Here are the three options:
1. Bay-Delta disposal: This has been the preferred alternative for half a century. Since the 1960s, Bay Area interests have fiercely opposed any efforts to complete a drainage canal to the southeast end of the Delta at Chipps Island, with the wastes to be flushed out through Suisun Bay and San Francisco Bay to the Golden Gate. Bureau officials argue the drainage could be treated, safely diluted and flushed to the Pacific despite a 2000 report by U.S. Geological Survey scientists Theresa Presser and Sam Luoma which warned the selenium-tainted West Side drainage poses a major risk to Delta fish and bird reproduction, including the possibility of extinction of fish species from contamination of their food chain.
Selenium was the trace element dissolved in ag drainage that poisoned the Kesterson food chain in the early 1980s, leading to a fish and bird die-off at the Kesterson National Wildlife Refuge in western Merced County 80 miles southeast of San Francisco.
John Kopchik of the Contra Costa County Water Agency warned Congress in July that San Luis drainage funneled to the Delta could contaminate drinking water supplies now flowing to 22 million Californians.

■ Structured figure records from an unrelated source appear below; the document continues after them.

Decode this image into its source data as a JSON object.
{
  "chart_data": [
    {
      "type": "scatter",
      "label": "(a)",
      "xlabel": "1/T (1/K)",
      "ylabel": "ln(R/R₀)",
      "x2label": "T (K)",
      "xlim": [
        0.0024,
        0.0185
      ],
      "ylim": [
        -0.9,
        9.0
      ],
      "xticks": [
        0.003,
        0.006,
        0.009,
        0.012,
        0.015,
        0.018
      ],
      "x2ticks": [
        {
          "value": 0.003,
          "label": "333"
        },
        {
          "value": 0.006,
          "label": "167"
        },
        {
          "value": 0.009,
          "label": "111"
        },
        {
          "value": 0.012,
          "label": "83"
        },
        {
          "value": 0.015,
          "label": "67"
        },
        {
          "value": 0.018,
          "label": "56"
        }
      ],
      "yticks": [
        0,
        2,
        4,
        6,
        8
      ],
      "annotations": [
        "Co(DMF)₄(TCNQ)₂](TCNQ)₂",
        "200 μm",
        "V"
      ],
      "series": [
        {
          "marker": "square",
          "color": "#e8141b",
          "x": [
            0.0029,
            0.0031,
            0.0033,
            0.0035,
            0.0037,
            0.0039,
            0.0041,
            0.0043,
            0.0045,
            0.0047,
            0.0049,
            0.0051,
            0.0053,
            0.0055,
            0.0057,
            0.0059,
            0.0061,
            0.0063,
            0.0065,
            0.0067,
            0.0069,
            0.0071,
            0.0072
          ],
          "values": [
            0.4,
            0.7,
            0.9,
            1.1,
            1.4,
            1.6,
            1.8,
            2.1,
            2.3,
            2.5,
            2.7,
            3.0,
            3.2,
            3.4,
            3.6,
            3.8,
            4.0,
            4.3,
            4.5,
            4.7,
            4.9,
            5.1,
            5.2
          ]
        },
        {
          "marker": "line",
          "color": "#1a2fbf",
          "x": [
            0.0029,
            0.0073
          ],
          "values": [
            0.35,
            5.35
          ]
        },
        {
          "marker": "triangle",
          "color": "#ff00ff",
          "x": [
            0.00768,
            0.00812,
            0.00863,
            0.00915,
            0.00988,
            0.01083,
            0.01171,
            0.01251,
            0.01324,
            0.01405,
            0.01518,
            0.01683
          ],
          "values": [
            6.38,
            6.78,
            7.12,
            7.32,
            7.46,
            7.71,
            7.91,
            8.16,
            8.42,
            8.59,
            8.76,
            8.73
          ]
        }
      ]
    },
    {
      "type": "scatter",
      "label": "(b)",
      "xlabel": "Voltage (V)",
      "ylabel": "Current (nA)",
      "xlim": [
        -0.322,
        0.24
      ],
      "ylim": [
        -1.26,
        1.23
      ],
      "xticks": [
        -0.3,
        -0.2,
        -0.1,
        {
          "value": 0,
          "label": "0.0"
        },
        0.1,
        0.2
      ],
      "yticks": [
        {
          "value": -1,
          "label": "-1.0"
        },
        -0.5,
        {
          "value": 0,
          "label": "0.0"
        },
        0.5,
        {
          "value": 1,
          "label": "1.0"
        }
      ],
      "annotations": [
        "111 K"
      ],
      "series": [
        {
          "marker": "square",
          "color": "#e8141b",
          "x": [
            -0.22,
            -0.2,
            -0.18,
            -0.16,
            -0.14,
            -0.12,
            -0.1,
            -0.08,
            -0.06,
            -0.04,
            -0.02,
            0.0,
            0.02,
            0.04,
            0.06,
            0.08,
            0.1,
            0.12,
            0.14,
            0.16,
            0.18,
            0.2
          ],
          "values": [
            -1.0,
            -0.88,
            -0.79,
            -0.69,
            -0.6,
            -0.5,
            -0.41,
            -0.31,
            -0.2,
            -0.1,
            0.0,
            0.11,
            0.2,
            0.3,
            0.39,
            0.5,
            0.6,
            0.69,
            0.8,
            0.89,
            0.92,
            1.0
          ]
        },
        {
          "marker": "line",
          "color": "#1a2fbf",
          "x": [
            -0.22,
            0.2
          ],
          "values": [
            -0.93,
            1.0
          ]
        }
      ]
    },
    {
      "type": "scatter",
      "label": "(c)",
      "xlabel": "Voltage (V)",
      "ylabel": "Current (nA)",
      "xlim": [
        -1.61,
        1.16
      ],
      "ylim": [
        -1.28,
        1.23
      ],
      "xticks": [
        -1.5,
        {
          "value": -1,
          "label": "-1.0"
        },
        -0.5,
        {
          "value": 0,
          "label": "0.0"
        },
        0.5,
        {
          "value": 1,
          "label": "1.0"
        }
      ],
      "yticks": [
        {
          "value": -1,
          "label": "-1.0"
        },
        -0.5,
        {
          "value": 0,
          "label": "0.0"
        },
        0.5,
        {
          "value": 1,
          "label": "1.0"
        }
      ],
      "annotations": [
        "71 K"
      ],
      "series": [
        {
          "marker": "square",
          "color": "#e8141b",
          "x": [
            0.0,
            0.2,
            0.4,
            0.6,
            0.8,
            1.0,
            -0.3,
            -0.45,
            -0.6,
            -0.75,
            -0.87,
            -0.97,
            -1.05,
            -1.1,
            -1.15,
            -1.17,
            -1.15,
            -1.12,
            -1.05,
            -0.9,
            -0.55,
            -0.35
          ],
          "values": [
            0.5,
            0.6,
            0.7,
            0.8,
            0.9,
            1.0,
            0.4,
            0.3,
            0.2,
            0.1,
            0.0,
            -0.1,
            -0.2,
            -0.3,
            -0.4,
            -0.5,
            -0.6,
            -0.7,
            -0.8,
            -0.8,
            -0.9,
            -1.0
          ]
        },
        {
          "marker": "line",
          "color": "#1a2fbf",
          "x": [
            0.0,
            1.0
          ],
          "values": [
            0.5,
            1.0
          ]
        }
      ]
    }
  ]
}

The Delta drainage disposal option could cost near $700 million and take $36 million a year to operate and maintain. This would be a very tough sell in Congress.
2. Central Coast disposal near Morro Bay: This $600 million project (preliminary cost estimate) would involve 211 miles of buried pipeline with three tunnels through the Coast Range and 23 pumping plants and sumps. A drain pipe would run 1.4 miles into the sea off Point Estero 200 feet deep and be located 10 miles south of the Monterey Bay National Marine Sanctuary. Bureau officials like this option because selenium standards for ocean water are much higher than the fresh water standard for the Delta.
Critics point out the pipelines must pass over the San Andreas Fault and could rupture in an earthquake. Coastal dumping could also pollute the coastal food chain causing a fish die-off. Annual operation and maintenance costs for ocean disposal would be nearly $34 million a year. The odds of this proposal in Congress are also considered slim.
3. In-Valley disposal: This plan would keep the drainage water in the San Joaquin and involves various levels of land retirement, selenium removal plants, reverse osmosis treatment to remove other salts and disposal in over 5,000 acres of evaporation ponds. Critics say this plan would cost over $900 million to implement, (much of that for land retirement), unproven selenium treatment technology and creates the same perils for birds and wildlife that Kesterson did.
All the drainage proposals involve retiring at least 44,000 acres of salted up farmland in addition to the nearly 40,000 acres taken out of production as a result of grower lawsuits in recent years.
The cost of partially constructing the San Luis Drain, Kesterson closure and cleanup costs, and post-Kesterson drainage studies have already exceeded an estimated $200 million in taxpayer dollars. The original drainage ditch proposed by the Bureau in 1955 had a price tag of $7.3 billion.
Critics, including Friends of the Trinity River and major national environmental groups, say the Bureau’s EIS failed to consider retiring all the marginal lands, perhaps 300,000 acres or more, in order to reduce the need for drainage at all.
When the EIS is completed, it will be presented to the Federal District Court in Fresno by mid-2006. Any drainage plan selected must still gain the approval of the State Water Resources Control Board and funding must be gained from Congress.